6. The method of claim 5, wherein: in the step (4), three jump connection modes are provided according to the characteristics of an image coding stage; firstly, a jump connection module Concata is constructed by expanding a full connection layer, and the module stretches the output flattening of the last encoder into a one-dimensional vector so as to be better reconstructed into three-dimensional characteristics; secondly, a jump connection module ConcatB is constructed between the encoder and the decoder at the same stage, characteristic channels at two ends of the encoder and the decoder are aligned through a two-dimensional convolution module, two-dimensional image characteristics are copied and expanded into three-dimensional image characteristics, three-dimensional convolution modules are used for carrying out characteristic coding, the modules transmit low-level two-dimensional image characteristics to the three-dimensional decoder, image details in the three-dimensional reconstruction process are made up, and the outline shape between input and output has high correlation; and finally, constructing a jump connection module Concat between two decoders of the parallel U-shaped network, splicing the output of each stage of decoder to obtain fusion characteristics so as to fuse the characteristics of two different plane X rays, enabling the model to learn to obtain a more sufficient mapping relation, calculating the similarity degree between the output of the two decoders, and updating parameters by back propagation.

7. The method of claim 6, wherein in step (4), the loss function is improved according to the target task and the image characteristics, and a mixed loss function optimization model training process is provided; the hybrid loss function is mainly composed of a contrast loss, a reconstruction loss and a projection loss, wherein the contrast loss is used for distinguishing a real data distribution and a corresponding generated data distribution, and the expression is as follows:

wherein X is an input X-ray image of two orthogonal planes, and y is a CT image; lambda (lambda) ₁ =0.1 is the counterdamageLoss function weights;

wherein lambda is ₂ =10 is the reconstruction loss function weight;

thus, the final mixing loss function is defined as follows:

8. the method of any one of claims 1 to 7, further comprising step (5): the reconstructed CT image is taken as input, and a lung nodule detection model based on YOLOv5 is constructed to verify the quality of the generated image.

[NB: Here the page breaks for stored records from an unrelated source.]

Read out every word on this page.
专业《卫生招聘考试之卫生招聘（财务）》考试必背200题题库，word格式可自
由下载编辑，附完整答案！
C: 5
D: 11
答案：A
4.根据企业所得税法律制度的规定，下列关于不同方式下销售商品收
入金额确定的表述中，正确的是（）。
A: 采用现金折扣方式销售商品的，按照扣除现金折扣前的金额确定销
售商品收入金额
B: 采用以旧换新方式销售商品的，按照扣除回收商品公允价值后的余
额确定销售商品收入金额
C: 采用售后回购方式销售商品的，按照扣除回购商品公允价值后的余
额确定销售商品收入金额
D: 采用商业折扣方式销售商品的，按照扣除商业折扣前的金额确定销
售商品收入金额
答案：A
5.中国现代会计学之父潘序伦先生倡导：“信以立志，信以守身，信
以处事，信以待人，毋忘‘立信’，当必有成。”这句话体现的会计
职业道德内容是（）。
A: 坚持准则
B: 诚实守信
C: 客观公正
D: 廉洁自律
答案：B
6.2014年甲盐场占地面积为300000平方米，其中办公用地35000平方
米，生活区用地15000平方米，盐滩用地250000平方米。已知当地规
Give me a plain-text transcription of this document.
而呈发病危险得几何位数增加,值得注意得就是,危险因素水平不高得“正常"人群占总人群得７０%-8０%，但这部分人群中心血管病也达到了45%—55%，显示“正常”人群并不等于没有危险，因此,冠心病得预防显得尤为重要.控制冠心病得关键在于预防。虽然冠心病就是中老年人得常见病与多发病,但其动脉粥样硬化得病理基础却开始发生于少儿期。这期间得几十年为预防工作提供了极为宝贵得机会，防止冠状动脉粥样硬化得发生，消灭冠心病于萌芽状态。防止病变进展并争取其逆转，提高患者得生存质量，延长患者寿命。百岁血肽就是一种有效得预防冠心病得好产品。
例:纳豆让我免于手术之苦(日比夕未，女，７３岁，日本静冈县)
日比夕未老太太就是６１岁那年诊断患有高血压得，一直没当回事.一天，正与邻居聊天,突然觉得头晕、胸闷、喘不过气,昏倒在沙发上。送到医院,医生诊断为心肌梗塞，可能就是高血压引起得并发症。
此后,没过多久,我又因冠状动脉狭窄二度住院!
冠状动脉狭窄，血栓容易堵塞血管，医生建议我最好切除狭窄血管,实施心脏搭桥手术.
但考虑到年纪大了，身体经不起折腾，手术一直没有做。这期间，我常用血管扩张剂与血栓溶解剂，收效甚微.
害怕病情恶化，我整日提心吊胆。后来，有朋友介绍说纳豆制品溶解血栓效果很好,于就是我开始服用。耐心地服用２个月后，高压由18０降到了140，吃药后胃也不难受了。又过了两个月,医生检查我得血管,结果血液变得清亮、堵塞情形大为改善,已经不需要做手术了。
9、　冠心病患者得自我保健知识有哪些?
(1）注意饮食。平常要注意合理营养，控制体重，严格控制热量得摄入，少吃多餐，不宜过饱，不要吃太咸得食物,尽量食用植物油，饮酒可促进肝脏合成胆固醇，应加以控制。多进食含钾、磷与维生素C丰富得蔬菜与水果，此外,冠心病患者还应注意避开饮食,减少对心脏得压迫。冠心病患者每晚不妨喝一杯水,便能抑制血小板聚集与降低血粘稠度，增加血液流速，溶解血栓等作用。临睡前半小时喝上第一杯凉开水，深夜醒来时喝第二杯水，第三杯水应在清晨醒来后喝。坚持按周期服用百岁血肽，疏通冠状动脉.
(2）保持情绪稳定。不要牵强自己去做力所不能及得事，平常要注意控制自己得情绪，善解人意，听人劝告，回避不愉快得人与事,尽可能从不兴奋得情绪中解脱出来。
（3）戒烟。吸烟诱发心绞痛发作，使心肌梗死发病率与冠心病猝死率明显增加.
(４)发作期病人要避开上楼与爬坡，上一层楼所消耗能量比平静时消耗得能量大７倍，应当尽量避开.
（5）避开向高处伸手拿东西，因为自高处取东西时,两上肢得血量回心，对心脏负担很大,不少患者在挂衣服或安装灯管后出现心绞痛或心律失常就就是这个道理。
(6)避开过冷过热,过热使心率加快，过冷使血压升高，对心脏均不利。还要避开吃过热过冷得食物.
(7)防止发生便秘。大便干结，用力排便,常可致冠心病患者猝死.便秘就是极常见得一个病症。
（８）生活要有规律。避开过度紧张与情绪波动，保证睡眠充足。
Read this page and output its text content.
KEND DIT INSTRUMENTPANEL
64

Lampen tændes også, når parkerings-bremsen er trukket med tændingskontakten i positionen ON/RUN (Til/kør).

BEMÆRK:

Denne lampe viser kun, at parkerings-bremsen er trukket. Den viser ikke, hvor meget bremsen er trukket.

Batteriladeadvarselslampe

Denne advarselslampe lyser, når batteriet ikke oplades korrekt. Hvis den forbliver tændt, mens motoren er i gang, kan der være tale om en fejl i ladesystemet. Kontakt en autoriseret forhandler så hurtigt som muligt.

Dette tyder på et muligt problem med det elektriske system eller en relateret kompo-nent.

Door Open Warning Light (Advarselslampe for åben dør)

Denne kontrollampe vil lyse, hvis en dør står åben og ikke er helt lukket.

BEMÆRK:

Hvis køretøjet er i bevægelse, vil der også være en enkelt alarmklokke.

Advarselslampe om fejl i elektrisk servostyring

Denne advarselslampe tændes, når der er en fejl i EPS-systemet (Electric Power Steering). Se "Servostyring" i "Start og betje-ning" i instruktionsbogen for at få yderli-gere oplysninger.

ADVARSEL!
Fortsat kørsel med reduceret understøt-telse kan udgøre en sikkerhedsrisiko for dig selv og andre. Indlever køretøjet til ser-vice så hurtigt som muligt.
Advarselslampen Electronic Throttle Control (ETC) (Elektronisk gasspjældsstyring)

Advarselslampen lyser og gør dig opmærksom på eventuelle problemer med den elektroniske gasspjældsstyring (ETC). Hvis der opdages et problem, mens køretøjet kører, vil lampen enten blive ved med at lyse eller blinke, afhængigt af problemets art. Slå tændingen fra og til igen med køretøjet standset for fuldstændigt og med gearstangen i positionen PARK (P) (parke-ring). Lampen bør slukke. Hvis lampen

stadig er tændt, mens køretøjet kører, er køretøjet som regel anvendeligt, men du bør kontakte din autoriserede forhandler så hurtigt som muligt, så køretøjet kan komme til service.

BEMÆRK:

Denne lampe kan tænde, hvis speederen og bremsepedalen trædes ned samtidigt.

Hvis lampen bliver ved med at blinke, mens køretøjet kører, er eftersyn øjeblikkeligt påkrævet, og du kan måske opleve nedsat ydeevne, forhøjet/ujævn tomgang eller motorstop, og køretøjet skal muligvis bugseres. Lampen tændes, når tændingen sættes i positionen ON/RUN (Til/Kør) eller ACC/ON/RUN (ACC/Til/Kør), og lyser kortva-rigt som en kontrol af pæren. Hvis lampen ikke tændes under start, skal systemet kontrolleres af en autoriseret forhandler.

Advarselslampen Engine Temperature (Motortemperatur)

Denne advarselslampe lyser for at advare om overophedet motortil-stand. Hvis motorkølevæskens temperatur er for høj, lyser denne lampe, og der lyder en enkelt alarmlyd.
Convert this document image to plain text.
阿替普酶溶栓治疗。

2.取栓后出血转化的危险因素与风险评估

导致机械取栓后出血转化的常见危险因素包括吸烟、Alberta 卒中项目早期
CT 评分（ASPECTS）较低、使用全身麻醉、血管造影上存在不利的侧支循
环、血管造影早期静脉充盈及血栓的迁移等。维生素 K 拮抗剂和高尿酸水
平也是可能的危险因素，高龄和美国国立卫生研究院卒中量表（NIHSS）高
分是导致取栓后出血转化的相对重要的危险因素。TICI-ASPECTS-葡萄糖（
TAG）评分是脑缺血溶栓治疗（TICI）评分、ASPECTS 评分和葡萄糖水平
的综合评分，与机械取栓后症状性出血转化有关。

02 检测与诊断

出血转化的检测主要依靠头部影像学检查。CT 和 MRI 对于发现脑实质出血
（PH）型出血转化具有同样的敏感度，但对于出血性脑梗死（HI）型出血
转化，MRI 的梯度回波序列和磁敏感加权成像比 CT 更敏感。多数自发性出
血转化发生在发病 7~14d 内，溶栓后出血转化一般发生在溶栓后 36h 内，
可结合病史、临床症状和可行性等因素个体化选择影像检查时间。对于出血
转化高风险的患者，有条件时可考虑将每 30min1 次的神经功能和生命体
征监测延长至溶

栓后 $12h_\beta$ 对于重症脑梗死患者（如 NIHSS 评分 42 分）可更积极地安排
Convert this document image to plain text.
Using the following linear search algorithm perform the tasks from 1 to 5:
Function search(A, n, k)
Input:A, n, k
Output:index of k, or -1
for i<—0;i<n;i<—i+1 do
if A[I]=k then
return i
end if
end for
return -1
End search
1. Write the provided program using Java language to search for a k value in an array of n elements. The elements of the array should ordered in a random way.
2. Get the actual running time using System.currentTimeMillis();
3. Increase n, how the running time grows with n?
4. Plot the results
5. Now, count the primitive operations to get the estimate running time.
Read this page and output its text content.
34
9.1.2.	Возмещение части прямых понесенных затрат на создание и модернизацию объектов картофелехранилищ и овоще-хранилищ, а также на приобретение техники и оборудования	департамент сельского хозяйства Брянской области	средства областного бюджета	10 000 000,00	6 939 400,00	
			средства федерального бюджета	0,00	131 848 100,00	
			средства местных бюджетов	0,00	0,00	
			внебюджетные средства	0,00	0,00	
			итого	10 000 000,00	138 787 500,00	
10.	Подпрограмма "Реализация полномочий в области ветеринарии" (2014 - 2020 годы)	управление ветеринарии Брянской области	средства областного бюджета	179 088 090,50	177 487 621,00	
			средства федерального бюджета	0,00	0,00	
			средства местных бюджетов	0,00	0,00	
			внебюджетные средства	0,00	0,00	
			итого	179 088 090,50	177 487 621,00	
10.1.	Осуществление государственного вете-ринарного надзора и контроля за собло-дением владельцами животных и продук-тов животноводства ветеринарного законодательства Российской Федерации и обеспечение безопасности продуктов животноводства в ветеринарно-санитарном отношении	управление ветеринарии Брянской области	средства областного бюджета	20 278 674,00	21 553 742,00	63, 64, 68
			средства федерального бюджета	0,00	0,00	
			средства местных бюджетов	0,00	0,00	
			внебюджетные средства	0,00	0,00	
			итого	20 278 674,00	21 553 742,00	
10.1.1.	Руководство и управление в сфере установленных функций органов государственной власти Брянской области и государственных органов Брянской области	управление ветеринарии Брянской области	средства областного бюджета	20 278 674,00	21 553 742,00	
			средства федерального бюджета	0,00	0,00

9. The method of claim 8, wherein in step (5), lung nodules greater than 3mm are labeled with the lung CT images generated in step (4), and a lung nodule detection dataset is constructed and partitioned, wherein the training set, the validation set, and the test set are 8:1:1, a step of; the FocalLoss loss function is added on the basis of the original loss function, and the FocalLoss loss function is as follows:

FL(p _t )＝-α _t (1-p _t ) ^γ log(p _t )

10. The method of claim 9, wherein: in the step (5), a backbone network of the lung nodule detection model adopts a pre-trained ResNet-34 network on an ImageNet for initializing model parameters and enhancing training effects; aiming at the image characteristics and distribution characteristics of the existing data set, the original loss function is improved, and the unbalanced characteristics of data types are relieved; and finally, testing and verifying the quality of the generated CT image by using the test image.